Mr. Palacios has stated that Navarrete was not a participant in the actual pre-dawn suicidal crossing which took place at 3:00 a.m. Navarrete had been sent back with the wounded. Capt. Chapin lead the crossing and was later found dead on the enemy side of the river. According to one source Chapin was not found until a week after the assault, in a foxhole with his radio in his hand.
Palacios recounted this when he and two other surviving members of Company E, Martin Luna and Alex Rivas, gathered at the sculpture studio of Julio Sanchez de Alva on the 700 block of Texas Street in El Paso. Sanchez de Alva has been commissioned by the city to create a memorial bronze depicting Company E and their campaigns in Italy, including the Rapido River crossing.
Being the son of a Company E member, I grew up knowing many of the men in Company E: They had formed a social club after the war that held monthly dances, even bringing the Glen Miller Orchestra to the El Paso Civic Center on one occasion. They all shared war stories at gatherings, colorful and terrible in their accounts. Many of these men had grown up as childhood friends in the same neighborhood, what was then known as East El Paso, the area between Five Points and Concordia Cemetery. They enlisted together in the Texas National Guard because they were truly a band of brothers. World War II saw the induction of the Texas National Guard into the army, into the famed 36th Division, the "T" patchers.

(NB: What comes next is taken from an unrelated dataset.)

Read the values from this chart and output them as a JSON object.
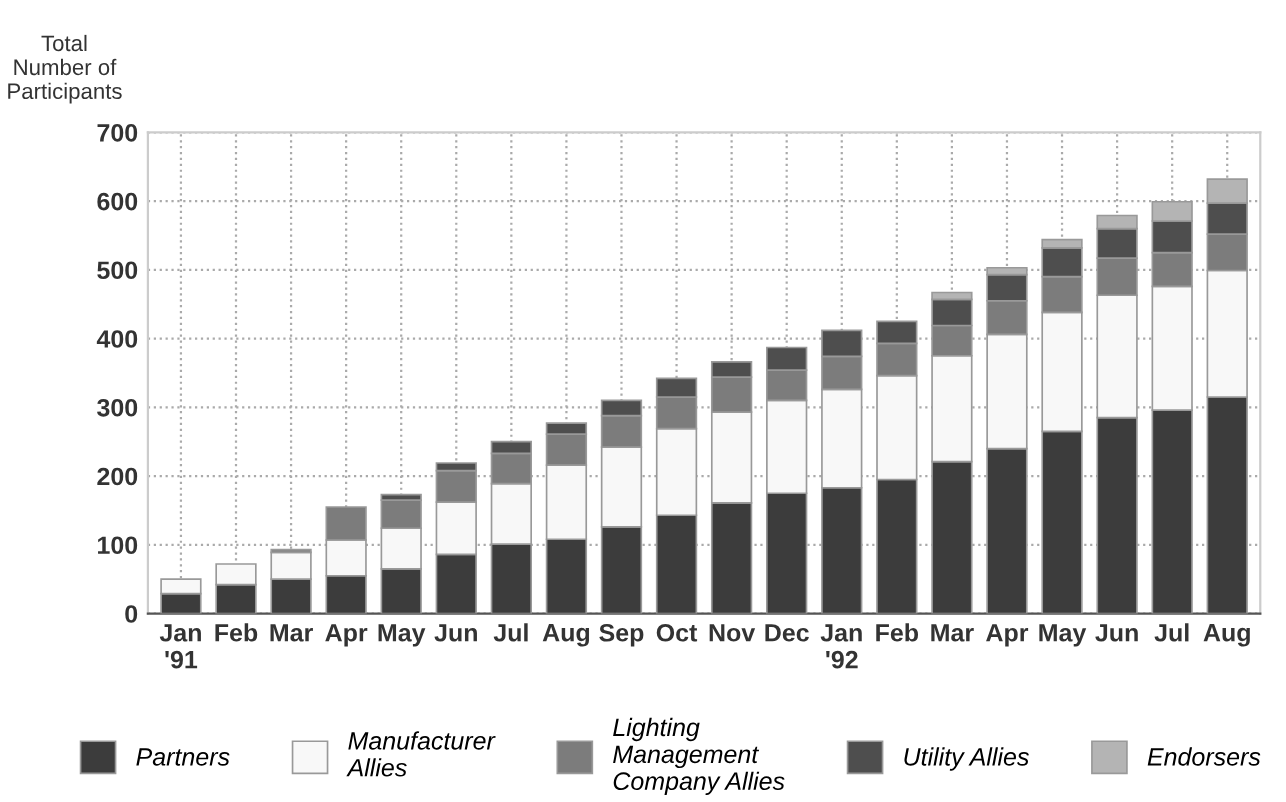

Chapin is commemorated in a scupture in the rotunda at John L. Chapin High School on Fort Bliss. The names of all the members of Company E including my father are inscribed in the same rotunda above. Segura who was a close friend of my father from childhood is commemorated at the VFW Post named after him located near the intersection of Dyer and Pershing streets. Other Company E members I was privileged to know as family friends were Angel Ponce, now residing in California and Alex Carrillo, late of El Paso.
In the mid 80's or thereabouts, the members of Company E held a reunion in El Paso with surviving members of the famed 442nd Infantry Regiment all Japanese American combat unit in World War II, recognized as the most decorated army unit with the highest casualty rate at the time. The boys of the 442nd had been sent in to rescue Company E from behind enemy lines when their position had been overrun by the Germans in Italy. There was a close bond between the men of both these units as a result. The story of the 442nd is preserved in the Smithsonian Museum of American History.
Alberto Rivas















paul strelzin
May 30, 2008
I had the pleasure of having capt. chapin's wife on my show (she remarried after his death) and her account of what happened at thr arpido river crossing was as alberto rivas tells it. she also stated on the air that lt. navarette did cross the rive to scout out the situation but he was wounded and did not make the suicidal crossing with co. E.